Beaulieu waved his hand toward the immigration building on the waterfront. “You are coming.”
It wasn’t a question.
“You’ve got my paperwork, and you know where to find me,” she said.
“That is not sufficient, Mademoiselle. This man you brought ashore, the man you insist was American, has not passed through immigration. He is an illegal, undocumented alien. You will come with me.”
CHAPTER ELEVEN
Marigot Bay, Guadeloupe
March 25, 2008
5:45 p.m.
The Citroen pulled to the side of the road and screeched off again almost before Cole had fully climbed out of the vehicle.
“Thanks a lot,” he said to the red taillights as they disappeared around the next curve.
He reached down to brush the dust off the tropical print sarong. What did he expect when he was out hitchhiking in a dress — and going commando, no less? The driver had made certain assumptions, and he wasn’t exactly happy when Cole turned him down.
He started down the steep dirt road leading to the narrow rocky beach at the head of the bay.

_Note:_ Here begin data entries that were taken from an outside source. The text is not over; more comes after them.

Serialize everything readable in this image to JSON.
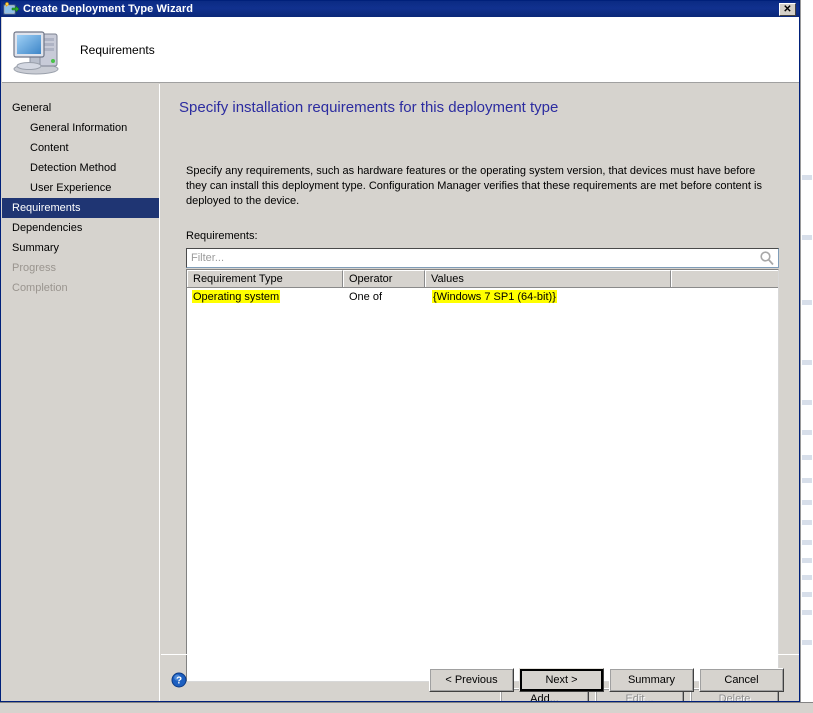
{
  "window": {
    "title": "Create Deployment Type Wizard",
    "close_label": "✕",
    "titlebar_icon": "deployment-type-icon"
  },
  "header": {
    "title": "Requirements",
    "icon": "computer-icon"
  },
  "sidebar": {
    "items": [
      {
        "label": "General",
        "level": 0,
        "state": "normal"
      },
      {
        "label": "General Information",
        "level": 1,
        "state": "normal"
      },
      {
        "label": "Content",
        "level": 1,
        "state": "normal"
      },
      {
        "label": "Detection Method",
        "level": 1,
        "state": "normal"
      },
      {
        "label": "User Experience",
        "level": 1,
        "state": "normal"
      },
      {
        "label": "Requirements",
        "level": 0,
        "state": "selected"
      },
      {
        "label": "Dependencies",
        "level": 0,
        "state": "normal"
      },
      {
        "label": "Summary",
        "level": 0,
        "state": "normal"
      },
      {
        "label": "Progress",
        "level": 0,
        "state": "disabled"
      },
      {
        "label": "Completion",
        "level": 0,
        "state": "disabled"
      }
    ]
  },
  "page": {
    "heading": "Specify installation requirements for this deployment type",
    "description": "Specify any requirements, such as hardware features or the operating system version, that devices must have before they can install this deployment type. Configuration Manager verifies that these requirements are met before content is deployed to the device.",
    "list_label": "Requirements:"
  },
  "filter": {
    "placeholder": "Filter...",
    "value": "",
    "icon": "search-icon"
  },
  "requirements_table": {
    "columns": [
      "Requirement Type",
      "Operator",
      "Values",
      ""
    ],
    "rows": [
      {
        "type": "Operating system",
        "type_highlighted": true,
        "operator": "One of",
        "operator_highlighted": false,
        "values": "{Windows 7 SP1 (64-bit)}",
        "values_highlighted": true
      }
    ]
  },
  "list_actions": {
    "add": "Add...",
    "edit": "Edit...",
    "delete": "Delete",
    "add_enabled": true,
    "edit_enabled": false,
    "delete_enabled": false
  },
  "footer": {
    "help_icon": "help-icon",
    "previous": "< Previous",
    "next": "Next >",
    "summary": "Summary",
    "cancel": "Cancel"
  },
  "colors": {
    "titlebar": "#0a2a83",
    "dialog_face": "#d6d3ce",
    "heading_text": "#2c2ca0",
    "selection": "#1f3573",
    "highlight": "#ffff00",
    "disabled_text": "#9a958f"
  }
}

He picked his way between the stones since his bandaged feet had started to hurt again during the ride. He’d plucked the cactus needles out of his hand with tweezers he found in the head on Riley’s boat, and he flexed his hand as he walked. Nearly good as new.
The last rays of sun lit the treetops high on the mountain above him, but down in the cove night was descending. A restaurant was perched on the ledge above the dark water, its colored lights illuminating the small grove of coconut palms. When he reached the bottom of the hill, Cole lifted the green T-shirt and grabbed the VHF radio he had clipped to the waist of his sarong.
“Shadow Chaser, Shadow Chaser, this is Shadow Mobile.”
A few seconds later the radio crackled to life. “Shadow Mobile, where the hell are you?”
“Switch?” he said, and the voice acknowledged. They switched to the VHF radio channel they always used. He didn’t want to broadcast his location in case they were listening. Once Cole explained how he had arrived, his first mate grudgingly agreed to pump up the spare dinghy and come ashore to pick him up.